Jesus forgive me, I am a scavenger

By Tan Ah Kao, Ricemedia special correspondent

Testing…testing…is this thing on?

Apolgy for bad english

Where wer u wen singapor die

I was at house resell facemask wen phone ring

“Singapor is kil”

“No”

If you find this, wow, Ricemedia has much funkier servers than I thought.

I was gonna do that World War Z thing where I did the narrative of how easily an improvised spear will pop through an infected sod’s left eyesocket, but honestly hashtag relatable doesn’t work out as well when you’re stuck in Yishun rather than the far Canadian north.

Maybe ‘Zombie’ is an offensive term, because it implies that they’re brainless automatons, when in fact they’re just intelligent enough to be demonstrably stupid. That’s probably just semantics, though.

In a fit of shattered lucidity, I discovered that pan-fried Cordyceps and human brains actually pairs pretty well with the lentils you tend to see in veggie patches around here. I felt terrible for days afterwards, but I haven’t caught myself going “huuuuurrrrrrrrr” yet so it probably worked out for the best.

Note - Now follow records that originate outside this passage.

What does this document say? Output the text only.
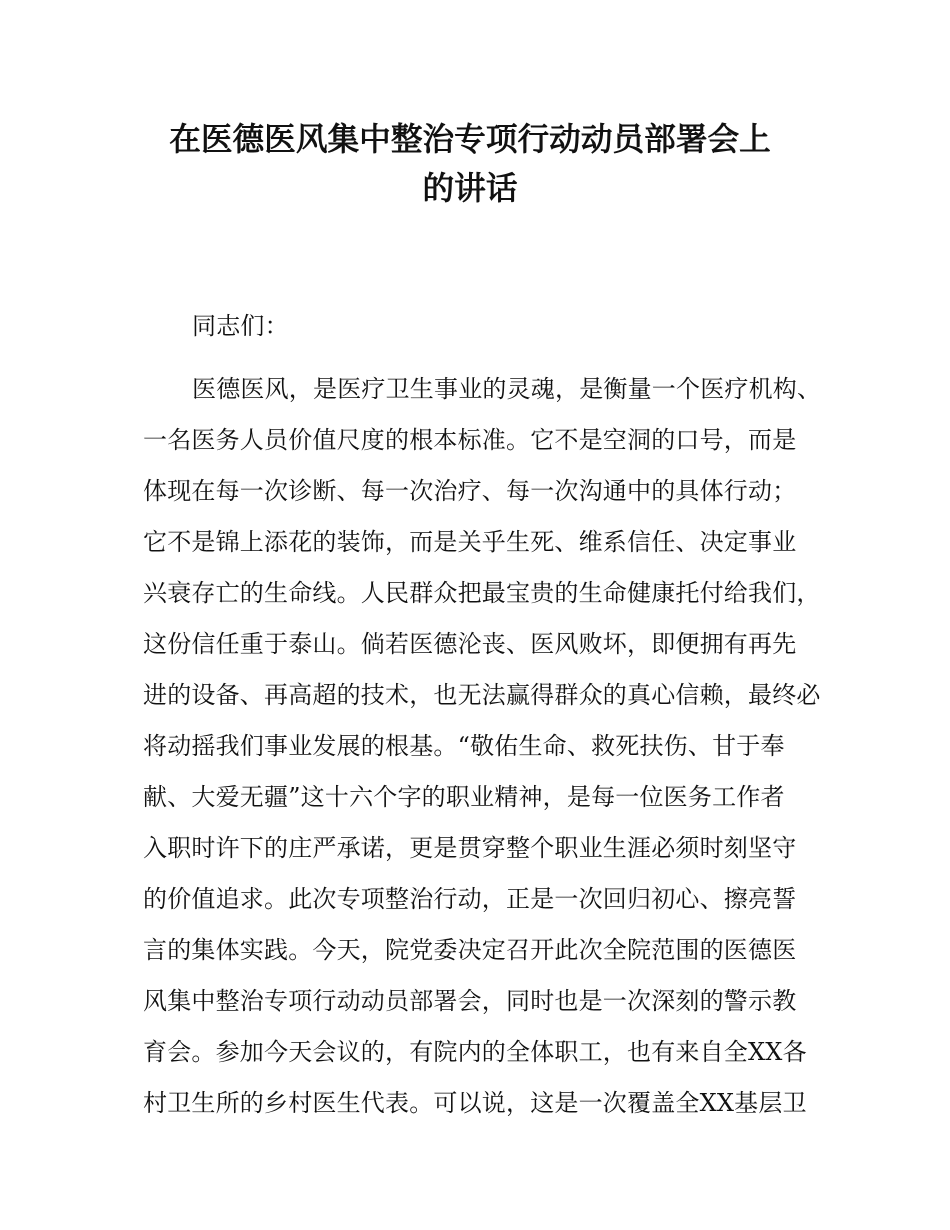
在医德医风集中整治专项行动动员部署会上
的讲话
同志们：
医德医风，是医疗卫生事业的灵魂，是衡量一个医疗机构、
一名医务人员价值尺度的根本标准。它不是空洞的口号，而是
体现在每一次诊断、每一次治疗、每一次沟通中的具体行动；
它不是锦上添花的装饰，而是关乎生死、维系信任、决定事业
兴衰存亡的生命线。人民群众把最宝贵的生命健康托付给我们，
这份信任重于泰山。倘若医德沦丧、医风败坏，即便拥有再先
进的设备、再高超的技术，也无法赢得群众的真心信赖，最终必
将动摇我们事业发展的根基。“敬佑生命、救死扶伤、甘于奉
献、大爱无疆”这十六个字的职业精神，是每一位医务工作者
入职时许下的庄严承诺，更是贯穿整个职业生涯必须时刻坚守
的价值追求。此次专项整治行动，正是一次回归初心、擦亮誓
言的集体实践。今天，院党委决定召开此次全院范围的医德医
风集中整治专项行动动员部署会，同时也是一次深刻的警示教
育会。参加今天会议的，有院内的全体职工，也有来自全XX各
村卫生所的乡村医生代表。可以说，这是一次覆盖全XX基层卫
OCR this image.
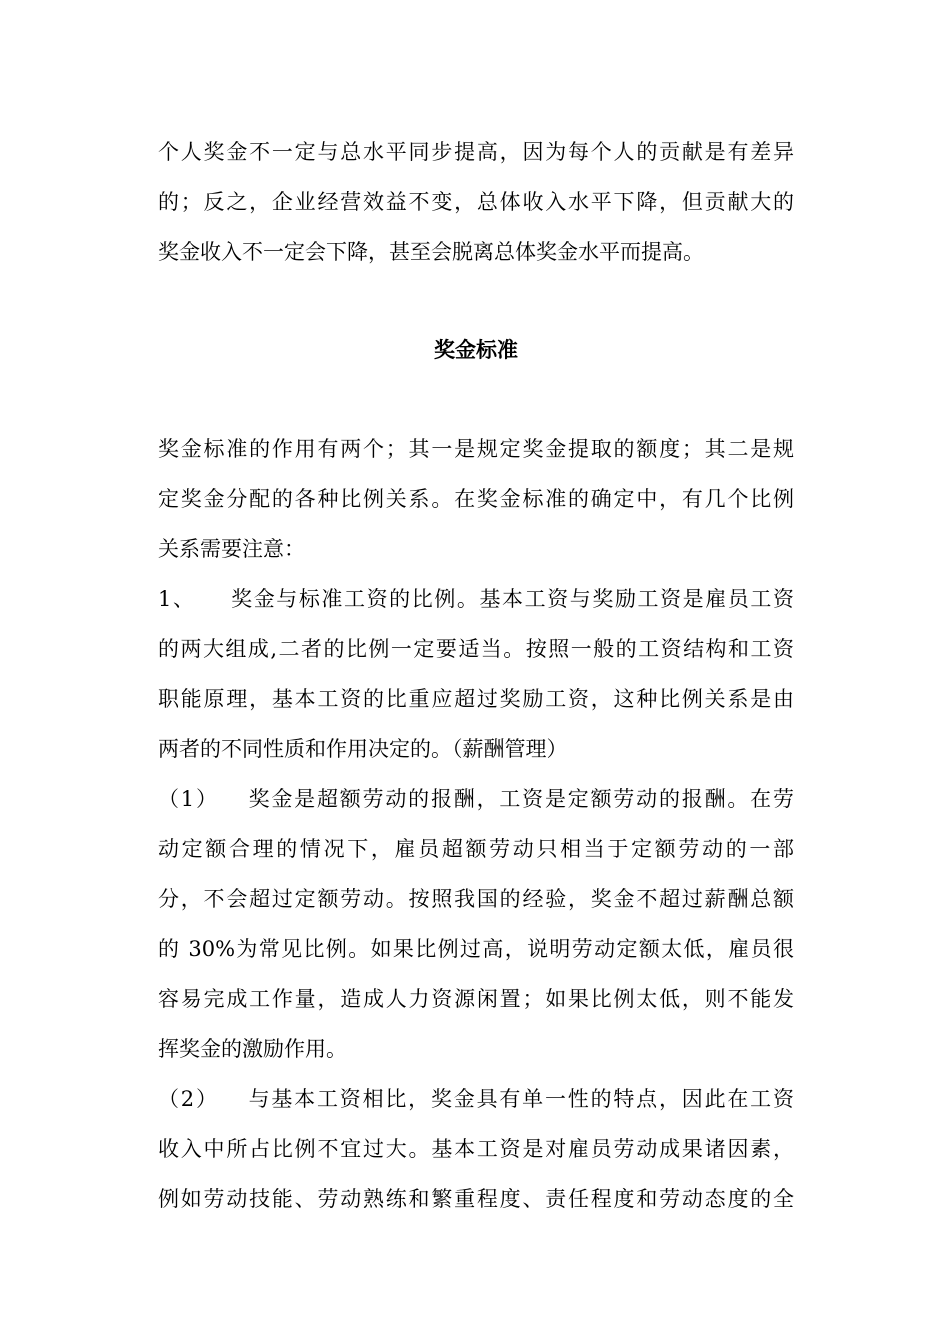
个人奖金不一定与总水平同步提高，因为每个人的贡献是有差异
的；反之，企业经营效益不变，总体收入水平下降，但贡献大的
奖金收入不一定会下降，甚至会脱离总体奖金水平而提高。
奖金标准
奖金标准的作用有两个；其一是规定奖金提取的额度；其二是规
定奖金分配的各种比例关系。在奖金标准的确定中，有几个比例
关系需要注意：
1、 奖金与标准工资的比例。基本工资与奖励工资是雇员工资
的两大组成,二者的比例一定要适当。按照一般的工资结构和工资
职能原理，基本工资的比重应超过奖励工资，这种比例关系是由
两者的不同性质和作用决定的。（薪酬管理）
（1） 奖金是超额劳动的报酬，工资是定额劳动的报酬。在劳
动定额合理的情况下，雇员超额劳动只相当于定额劳动的一部
分，不会超过定额劳动。按照我国的经验，奖金不超过薪酬总额
的 30%为常见比例。如果比例过高，说明劳动定额太低，雇员很
容易完成工作量，造成人力资源闲置；如果比例太低，则不能发
挥奖金的激励作用。
（2） 与基本工资相比，奖金具有单一性的特点，因此在工资
收入中所占比例不宜过大。基本工资是对雇员劳动成果诸因素，
例如劳动技能、劳动熟练和繁重程度、责任程度和劳动态度的全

Did you know that the Israelis developed this crazy drone thing that lets you employ high-explosive fragmentation micromissiles on the undead and unsuspecting? It’s super cool, and now that the Leopard 2s have officially run out of fuel it seems a healthy alternative to just running them over.

I hear there’s a cure out there, probably sitting comfortably in a water cooler next to Heng Swee Kiat’s almost entirely mummified corpse in Parliament, but walking’s been so tough on my candy-coloured Uggs, and the CBDs are so much harder to traverse than the boondocks, what with all the smartly dressed shambling corpses.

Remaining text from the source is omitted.